Samedi 24 Janvier 2015


Chaque jour, l'Adour charrie des dizaines de déchets, emballages alimentaires, bouteilles, sacs plastique... D'ou viennent-ils ? Pour répondre à cette question, Surfrider a lancé voilà un an un protocole scientifique. Nom de code : Riverine Input. Le but à terme : agir à la source du problème.

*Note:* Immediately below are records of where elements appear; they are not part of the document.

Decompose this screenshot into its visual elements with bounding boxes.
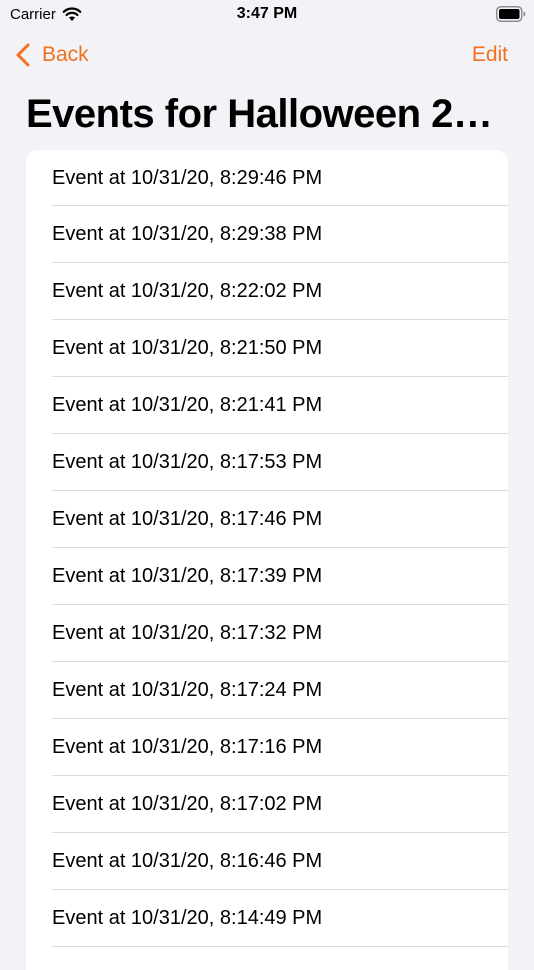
- event-list: Event at 10/31/20, 8:29:46 PM Event at 10…: [26, 150, 508, 970]
- event-row[interactable]: Event at 10/31/20, 8:22:02 PM: [26, 263, 508, 320]
- edit-button[interactable]: Edit: [472, 40, 508, 70]
- back-button[interactable]: Back: [16, 40, 89, 70]
- event-row[interactable]: Event at 10/31/20, 8:14:49 PM: [26, 890, 508, 947]
- event-row[interactable]: Event at 10/31/20, 8:29:38 PM: [26, 206, 508, 263]
- event-row[interactable]: Event at 10/31/20, 8:21:41 PM: [26, 377, 508, 434]
- navigation-bar: Back Edit: [0, 30, 534, 80]
- event-row[interactable]: Event at 10/31/20, 8:17:46 PM: [26, 491, 508, 548]
- event-row[interactable]: Event at 10/31/20, 8:17:16 PM: [26, 719, 508, 776]
- event-row[interactable]: Event at 10/31/20, 8:17:53 PM: [26, 434, 508, 491]
- status-bar: Carrier 3:47 PM: [0, 0, 534, 30]
- event-row[interactable]: Event at 10/31/20, 8:17:39 PM: [26, 548, 508, 605]
- event-row[interactable]: Event at 10/31/20, 8:29:46 PM: [26, 150, 508, 206]
- chevron-left-icon: [16, 43, 30, 67]
- event-row[interactable]: Event at 10/31/20, 8:16:46 PM: [26, 833, 508, 890]
- event-row[interactable]: Event at 10/31/20, 8:21:50 PM: [26, 320, 508, 377]
- event-row[interactable]: Event at 10/31/20, 8:17:32 PM: [26, 605, 508, 662]
- battery-icon: [496, 6, 526, 22]
- back-button-label: Back: [42, 43, 89, 66]
- event-row[interactable]: Event at 10/31/20, 8:17:24 PM: [26, 662, 508, 719]
- page-title: Events for Halloween 2…: [26, 92, 493, 136]
- event-row[interactable]: Event at 10/31/20, 8:17:02 PM: [26, 776, 508, 833]
- status-time: 3:47 PM: [236, 5, 298, 22]
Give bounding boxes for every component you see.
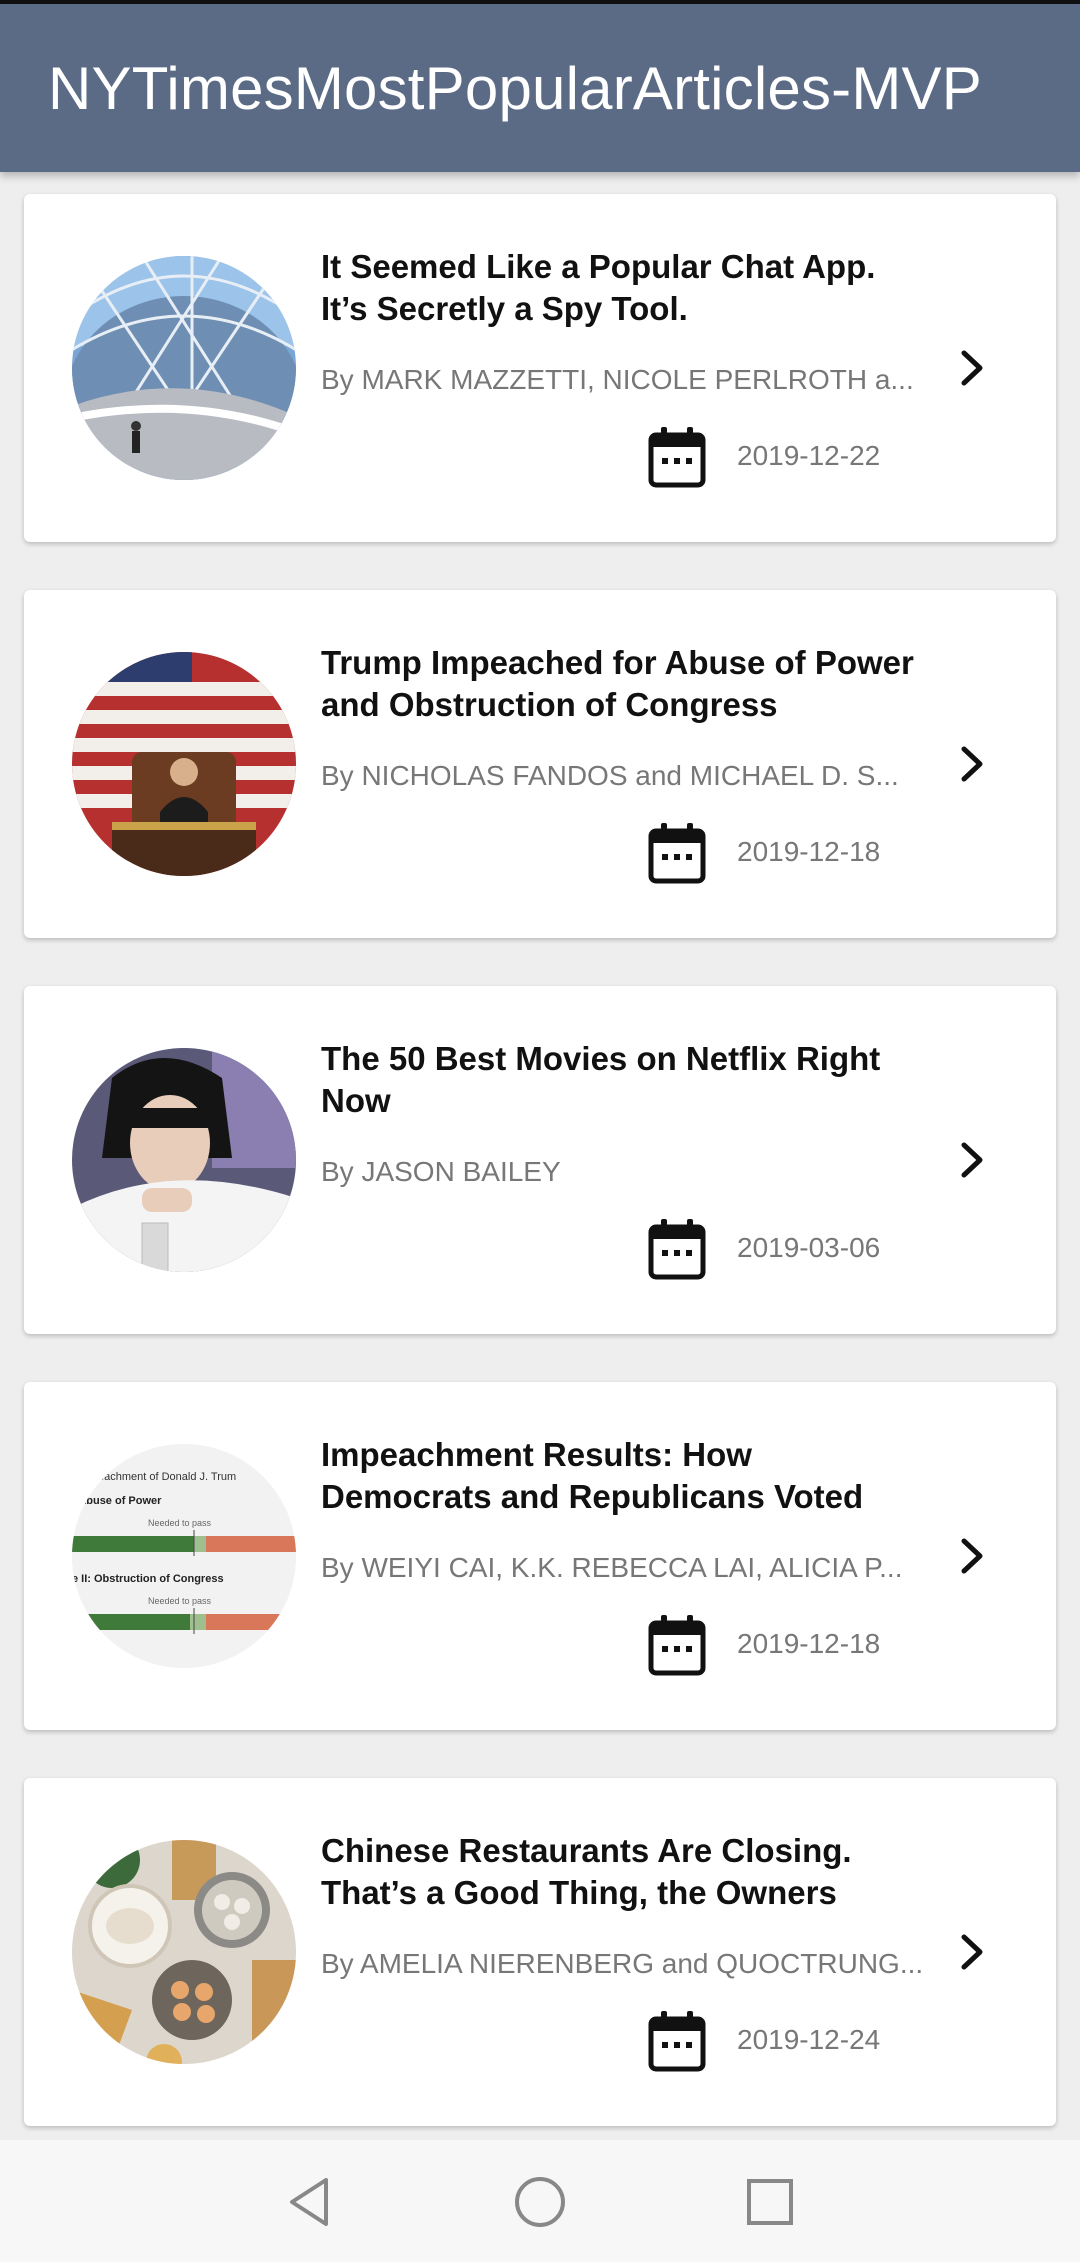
home-circle-icon[interactable] [510, 2172, 570, 2232]
app-bar: NYTimesMostPopularArticles-MVP [0, 4, 1080, 172]
app-title: NYTimesMostPopularArticles-MVP [48, 54, 982, 122]
calendar-icon [648, 427, 706, 488]
svg-text:eachment of Donald J. Trum: eachment of Donald J. Trum [98, 1471, 236, 1483]
article-list[interactable]: It Seemed Like a Popular Chat App. It’s … [0, 172, 1080, 2140]
article-title: It Seemed Like a Popular Chat App. It’s … [321, 248, 876, 327]
chevron-right-icon[interactable] [952, 1536, 992, 1576]
back-triangle-icon[interactable] [280, 2172, 340, 2232]
chevron-right-icon[interactable] [952, 1140, 992, 1180]
article-byline: By MARK MAZZETTI, NICOLE PERLROTH a... [321, 364, 914, 395]
article-byline: By JASON BAILEY [321, 1156, 561, 1187]
house-speaker-flag-photo [72, 652, 296, 876]
article-date: 2019-03-06 [737, 1232, 881, 1263]
article-thumbnail [72, 256, 296, 480]
article-title: Trump Impeached for Abuse of Power and O… [321, 644, 914, 723]
svg-text:e II: Obstruction of Congress: e II: Obstruction of Congress [72, 1573, 224, 1585]
article-title: The 50 Best Movies on Netflix Right Now [321, 1040, 881, 1119]
article-date: 2019-12-18 [737, 836, 881, 867]
vote-chart-graphic: eachment of Donald J. Trum : Abuse of Po… [72, 1444, 296, 1668]
svg-text:Needed to pass: Needed to pass [148, 1596, 212, 1606]
movie-still-photo [72, 1048, 296, 1272]
calendar-icon [648, 1219, 706, 1280]
article-title: Impeachment Results: How Democrats and R… [321, 1436, 864, 1515]
article-date: 2019-12-18 [737, 1628, 881, 1659]
article-date: 2019-12-22 [737, 440, 881, 471]
article-card[interactable]: eachment of Donald J. Trum : Abuse of Po… [24, 1382, 1056, 1730]
chevron-right-icon[interactable] [952, 744, 992, 784]
recents-square-icon[interactable] [740, 2172, 800, 2232]
article-date: 2019-12-24 [737, 2024, 881, 2055]
article-byline: By AMELIA NIERENBERG and QUOCTRUNG... [321, 1948, 924, 1979]
calendar-icon [648, 2011, 706, 2072]
article-byline: By NICHOLAS FANDOS and MICHAEL D. S... [321, 760, 899, 791]
article-card[interactable]: Trump Impeached for Abuse of Power and O… [24, 590, 1056, 938]
svg-text:Needed to pass: Needed to pass [148, 1518, 212, 1528]
svg-text:: Abuse of Power: : Abuse of Power [72, 1495, 162, 1507]
calendar-icon [648, 1615, 706, 1676]
system-nav-bar [0, 2140, 1080, 2262]
article-thumbnail [72, 1840, 296, 2064]
article-card[interactable]: It Seemed Like a Popular Chat App. It’s … [24, 194, 1056, 542]
article-thumbnail: eachment of Donald J. Trum : Abuse of Po… [72, 1444, 296, 1668]
dim-sum-food-photo [72, 1840, 296, 2064]
chevron-right-icon[interactable] [952, 348, 992, 388]
calendar-icon [648, 823, 706, 884]
article-byline: By WEIYI CAI, K.K. REBECCA LAI, ALICIA P… [321, 1552, 903, 1583]
article-card[interactable]: The 50 Best Movies on Netflix Right Now … [24, 986, 1056, 1334]
article-thumbnail [72, 652, 296, 876]
chevron-right-icon[interactable] [952, 1932, 992, 1972]
article-card[interactable]: Chinese Restaurants Are Closing. That’s … [24, 1778, 1056, 2126]
article-thumbnail [72, 1048, 296, 1272]
glass-dome-building-photo [72, 256, 296, 480]
article-title: Chinese Restaurants Are Closing. That’s … [321, 1832, 852, 1911]
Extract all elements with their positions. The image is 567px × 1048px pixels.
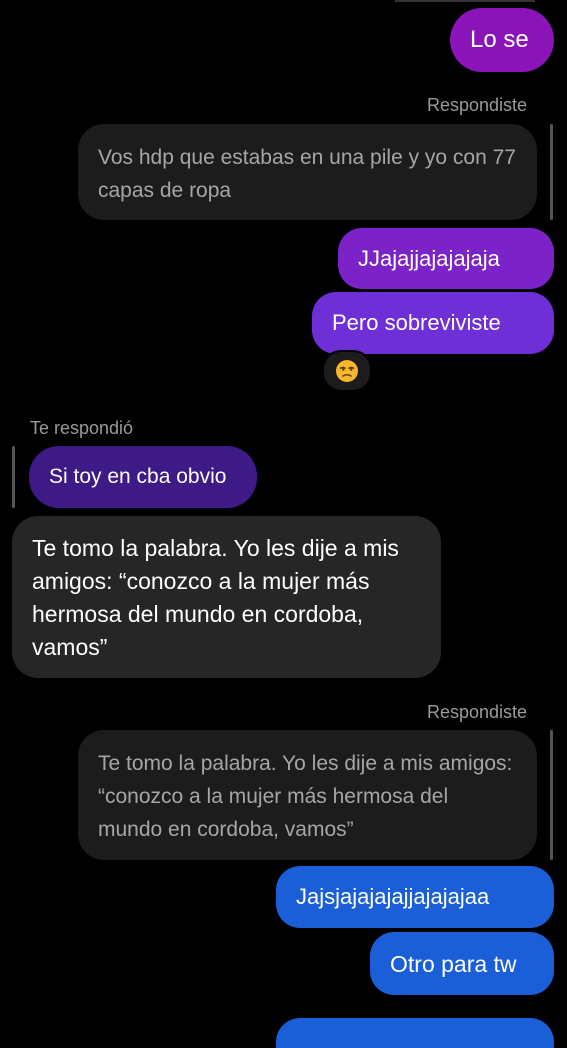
reaction-badge[interactable] [322,350,372,392]
message-bubble-outgoing-partial[interactable] [276,1018,554,1048]
message-text: Lo se [470,26,529,53]
quoted-text: Vos hdp que estabas en una pile y yo con… [98,146,516,202]
message-text: Si toy en cba obvio [49,465,227,488]
message-text: Te tomo la palabra. Yo les dije a mis am… [32,535,399,660]
reply-label: Respondiste [427,95,528,115]
message-text: Otro para tw [390,950,517,977]
quoted-reply-bubble[interactable]: Vos hdp que estabas en una pile y yo con… [78,124,537,220]
reply-indicator-bar [550,730,553,860]
message-text: Jajsjajajajajjajajajaa [296,884,490,909]
quoted-text: Te tomo la palabra. Yo les dije a mis am… [98,752,513,841]
reply-label: Te respondió [30,418,134,438]
message-bubble-outgoing[interactable]: Pero sobreviviste [312,292,554,354]
message-text: JJajajjajajajaja [358,245,500,271]
reply-label: Respondiste [427,702,528,722]
message-bubble-outgoing[interactable]: JJajajjajajajaja [338,228,554,289]
reply-indicator-bar [12,446,15,508]
message-text: Pero sobreviviste [332,310,501,335]
message-bubble-outgoing[interactable]: Lo se [450,8,554,72]
message-bubble-outgoing[interactable]: Otro para tw [370,932,554,995]
message-bubble-outgoing[interactable]: Jajsjajajajajjajajajaa [276,866,554,928]
message-bubble-incoming[interactable]: Te tomo la palabra. Yo les dije a mis am… [12,516,441,678]
unamused-face-icon [336,360,358,382]
divider [395,0,535,2]
message-bubble-replied[interactable]: Si toy en cba obvio [29,446,257,508]
reply-indicator-bar [550,124,553,220]
quoted-reply-bubble[interactable]: Te tomo la palabra. Yo les dije a mis am… [78,730,537,860]
chat-thread: Lo se Respondiste Vos hdp que estabas en… [0,0,567,1048]
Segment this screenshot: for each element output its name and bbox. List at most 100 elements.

Jean-Baptiste Dussaussois, reponsable de Riverine Input au sein de Surfrider, et les bénévoles classent les déchets du jour ©V.B.
Jean-Baptiste Dussaussois, reponsable de Riverine Input au sein de Surfrider, et les bénévoles classent les déchets du jour ©V.B.
Sur les deux grandes tables, du plastique, toutes les formes possibles, sacs, boites, bouteilles, emballages, du bois... et une banane ! « Biodégradable la banane ? Oui si elle n'était pas emballée dans un petit sac plastique ! » remarque l'une des bénévoles qui le tient en mains. En ce jeudi soir du 22 janvier, le siège biarrot de Surfrider est allumé. Entre ses murs des jeunes gens, les mains gantées, trient des trophées peu ragoûtants. Ils ont été ramassés sur les berges de l'Adour à Anglet par l'association Mifen d'Urcuit.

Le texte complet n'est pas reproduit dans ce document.